Another day goes by, and here we are.
Things have been stressful lately, but thankfully not every day has been panic-inducing. I haven’t had to take my anxiety PRN medication every single day, and that’s good for me (these days).
I feel like a lot of my anxiety occurs in the afternoon/evening/nighttime. Things just start getting into my head, I start obsessing, and there’s no turning back. I’m not entirely sure how to stop obsessing, but I’m trying to work on it.
I’ve been doing things that really aren’t healthy for me lately, like smoking weed and eating whatever shit I feel like. I weighed myself for the first time in forever the other day. Thankfully I wasn’t too shocked/upset by the number (it was kind of what I expected). I know that my body right now doesn’t gain weight very easily. However, I realize that I can’t live my life like this regardless. My diet isn’t very healthy or thought through, and I think I’d like to make more of an effort to make it better…or at least put some thought into it besides whatever I’m craving in that moment. To be clear, this is not ED-motivated. This is purely for the reason that I want to live a healthy lifestyle and eating healthfully is a part of that.
Smoking is something I’d like to stop also. Or at least not do as much. I’ve had a really bad cough for the past two weeks, and whether it’s from smoking or not, it’s hard to think it isn’t. I feel like shit all the time, and I’m tired, and I don’t like feeling like bingeing when I smoke. Smoking helps me sleep, but I’m also on medicine for sleep, so maybe I can try to make that work instead.
At the same time, I still wish I didn’t have to be on so much medication. The amount of pills I take is kind of ridiculous. I have tried semi-recently to come off of some medication, and it didn’t work out. My psychiatrist ended up increasing it back to where it was originally. Maybe one day I can at least come of something…
The craving to move out of Georgia is getting real. The summer heat is something I can’t stand. Wearing my hair in a bun every day and sweating my body weight by standing outside is not at all appealing. I hate it. I want fall, or cold, or something. Bleh.

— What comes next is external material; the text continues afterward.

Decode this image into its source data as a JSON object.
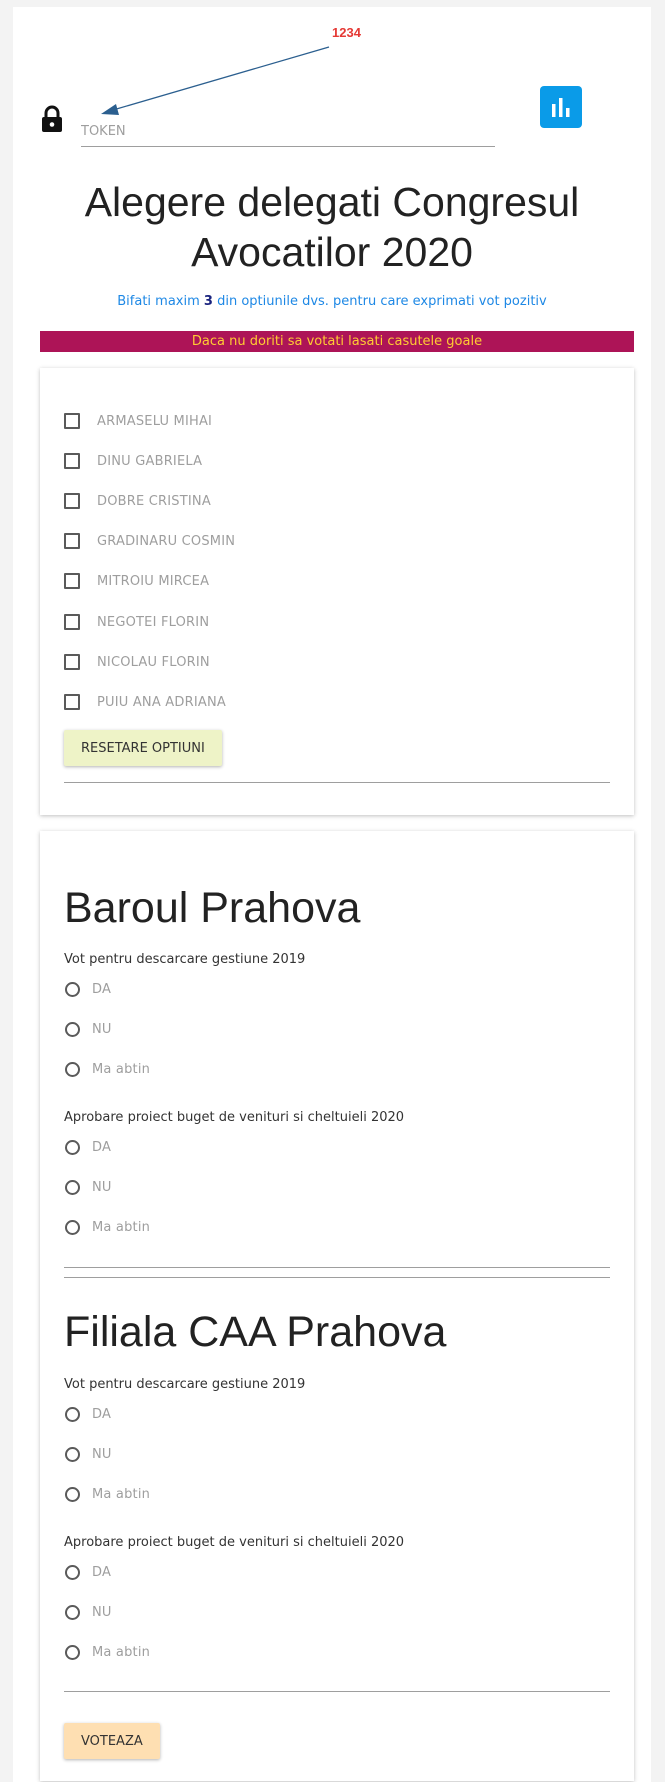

I have two job interviews coming up this week, and I’m interested to see how they turn out. The first on Monday is actually with another coffee store, but a local shop (instead of a big corporation). I think that could be interesting. On Wednesday I have an interview with an answering service. The answering service one would just be taking phone calls and making appointments. Kind of boring, but also more predictable and reliable. Coffee shops aren’t always reliable for getting the hours you need. Case in point- I tried to transfer to a Starbucks closer to my house (so I could actually make money off being promoted). My boss had a talk with me, told me she would give me the hours I needed…and for the next two weeks I have less than 30 hours each week (which is not at ALL what I can afford living off of by working there). I hate that it’s becoming like this with Starbucks. I’ve always loved this company and what they stand for. I’ve had so much fun learning new things, growing with my stores, and being surrounded by generally awesome people. Starbucks is growing more and more into something I’m not recognizing. Something not appealing to me. Something not appealing to many baristas, actually. Still love you Starbucks, but we may need to part ways.
I have decided to change my major to early childhood education (for the time being). I’m going to go to my local community college again instead of Arizona State Online, because online classes are NOT meant for me. I miss Georgia Highlands, actually. They’re an incredible school. Sadly I can’t go there for much longer (since they only have an Associate’s degree for my major interests). I might as well go there while I can, though. I’ll be taking four classes in the fall, if everything goes as planned. I might have to be going to school Monday-Thursday, which I know will be a pain in the ass, but I need to do it. And I can’t figure out a class schedule that only has classes on two specific days, so here we are.
I have been exhausted every day lately, so I’m probably going to bed soon. It’s 9:18pm right now. But I’ve also been awake since 3:15am for work this morning. I think I should get to go to bed soon.